Another of the new features that shipped with SQL Server 2008 in the June CTP is called "Change Data Capture".

This feature is designed to be used in data warehousing / ETL scenarios where a read-only snapshot of data is maintained. The feature enables users to refresh these data warehouses by applying only the incremental changes from a previous refresh, removing the need to replace the entire snapshot of data.

It is one of a broader set of change tracking features that are coming in SQL Server 2008 that will include richer features for maintaining offline data in client applications and synchronizing changes back to the server as well as richer auditing capabilities.

Using Change Data Capture (CDC) is straightforward.

First, choose a database and table for which you want to capture changes.

Use the sys.sp_cdc_enable_db_change_data_capture system stored procedure to enable the feature for your database, and then call sys.sp_cdc_enable_table_change_data_capture to enable change capture for your source table. In my case I will track the "Contacts" table in the "TestDB" database.

USE TestDB;

GO

 

EXECUTE sys.sp_cdc_enable_db_change_data_capture;

 GO

 

 EXECUTE sys.sp_cdc_enable_table_change_data_capture 
     @source_schema = N'dbo'
   , @source_name = N'Contacts'
   , @role_name = N'cdc_Admin';
 GO

 

This will create a "Capture Instance" for your source table that includes some system maintained tables in a special "cdc" schema in your database as well as several functions you can call to retrieve the changes.

The simplest approach to querying the data is to keep the "LSN" of the last change you have applied to your copy of the data, and then pass it in to ask for all changes since then. There are CDC helper functions that make this easy. For example:

DECLARE @to_lsn binary(10)

SET @to_lsn = sys.fn_cdc_get_max_lsn();
--remember this for later calls

SELECT
*
FROM cdc.fn_cdc_get_all_changes_dbo_Contacts(@from_lsn, @to_lsn,
'all');

 

In my case the results are 2 records that show the before and after of a change to the contact's phone number.

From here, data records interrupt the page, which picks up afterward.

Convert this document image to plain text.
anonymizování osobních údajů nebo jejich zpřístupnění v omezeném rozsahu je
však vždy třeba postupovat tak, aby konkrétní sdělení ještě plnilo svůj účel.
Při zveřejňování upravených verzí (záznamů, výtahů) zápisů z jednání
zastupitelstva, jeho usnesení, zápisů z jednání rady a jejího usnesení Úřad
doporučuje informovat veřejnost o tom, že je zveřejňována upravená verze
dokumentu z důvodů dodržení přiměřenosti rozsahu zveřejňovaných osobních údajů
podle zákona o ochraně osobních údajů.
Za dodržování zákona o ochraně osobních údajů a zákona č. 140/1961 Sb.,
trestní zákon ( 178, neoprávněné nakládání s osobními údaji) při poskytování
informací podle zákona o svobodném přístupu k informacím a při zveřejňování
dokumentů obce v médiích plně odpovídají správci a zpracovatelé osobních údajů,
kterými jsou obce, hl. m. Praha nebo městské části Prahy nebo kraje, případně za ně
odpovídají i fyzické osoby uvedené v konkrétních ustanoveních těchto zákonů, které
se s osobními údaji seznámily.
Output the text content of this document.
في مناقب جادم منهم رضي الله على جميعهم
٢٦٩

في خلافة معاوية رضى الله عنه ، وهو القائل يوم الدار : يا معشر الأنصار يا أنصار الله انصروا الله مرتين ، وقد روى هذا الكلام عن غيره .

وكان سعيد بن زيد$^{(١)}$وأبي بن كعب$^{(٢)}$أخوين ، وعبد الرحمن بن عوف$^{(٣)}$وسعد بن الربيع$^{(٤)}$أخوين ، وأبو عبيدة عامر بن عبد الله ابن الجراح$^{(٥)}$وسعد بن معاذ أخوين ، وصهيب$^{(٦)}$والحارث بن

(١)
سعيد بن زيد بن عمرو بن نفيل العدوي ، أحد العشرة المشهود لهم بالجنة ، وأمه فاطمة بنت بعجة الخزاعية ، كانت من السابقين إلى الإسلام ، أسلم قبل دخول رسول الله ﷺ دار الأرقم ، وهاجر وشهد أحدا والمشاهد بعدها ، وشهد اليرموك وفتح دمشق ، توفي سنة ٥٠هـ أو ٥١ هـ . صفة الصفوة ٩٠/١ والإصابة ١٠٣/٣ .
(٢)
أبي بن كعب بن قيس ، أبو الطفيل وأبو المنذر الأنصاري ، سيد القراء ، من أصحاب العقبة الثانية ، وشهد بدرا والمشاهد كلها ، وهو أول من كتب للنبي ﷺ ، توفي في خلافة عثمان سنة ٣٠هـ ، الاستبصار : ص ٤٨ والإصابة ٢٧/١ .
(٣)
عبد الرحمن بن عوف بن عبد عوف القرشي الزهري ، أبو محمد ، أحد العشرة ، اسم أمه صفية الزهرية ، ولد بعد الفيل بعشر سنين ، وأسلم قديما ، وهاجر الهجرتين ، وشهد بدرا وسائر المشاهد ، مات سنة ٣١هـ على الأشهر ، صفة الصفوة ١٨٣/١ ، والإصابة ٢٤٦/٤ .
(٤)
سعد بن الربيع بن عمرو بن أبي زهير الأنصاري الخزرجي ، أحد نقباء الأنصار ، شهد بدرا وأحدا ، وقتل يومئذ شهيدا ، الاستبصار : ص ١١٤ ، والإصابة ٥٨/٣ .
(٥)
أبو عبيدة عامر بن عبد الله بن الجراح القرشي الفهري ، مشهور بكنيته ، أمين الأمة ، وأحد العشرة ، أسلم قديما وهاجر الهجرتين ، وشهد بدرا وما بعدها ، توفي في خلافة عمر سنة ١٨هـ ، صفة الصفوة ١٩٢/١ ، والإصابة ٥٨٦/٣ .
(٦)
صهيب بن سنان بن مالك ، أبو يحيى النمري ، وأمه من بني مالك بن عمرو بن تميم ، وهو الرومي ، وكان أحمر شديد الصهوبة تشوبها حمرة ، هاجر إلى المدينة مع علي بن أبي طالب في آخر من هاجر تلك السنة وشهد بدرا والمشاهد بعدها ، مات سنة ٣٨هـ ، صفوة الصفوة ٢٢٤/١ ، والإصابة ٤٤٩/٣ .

__$start_lsn __$seqval __$operation __$update_mask ID FirstName LastName Phone EMail ZIP DOB

0x0000001B0000019D0004    0x0000001B0000019D0002    4     0x20     2    John     Doe     404-123-4567    johndoe@sample.com    30341    2003-01-02 00:00:00.000

0x0000001B000001CE0004    0x0000001B000001CE0002    4     0x08     2    John     Doe     404-123-7654    johndoe@sample.com    30341    2003-01-02 00:00:00.000

 

There are lots more aspects to this feature including controlling which columns are captured, how long history is kept, and the ability to select just the "net" changes that have happened to a table (instead of all the intermediary states). The books online included with the CTP are fairly complete, so check them out.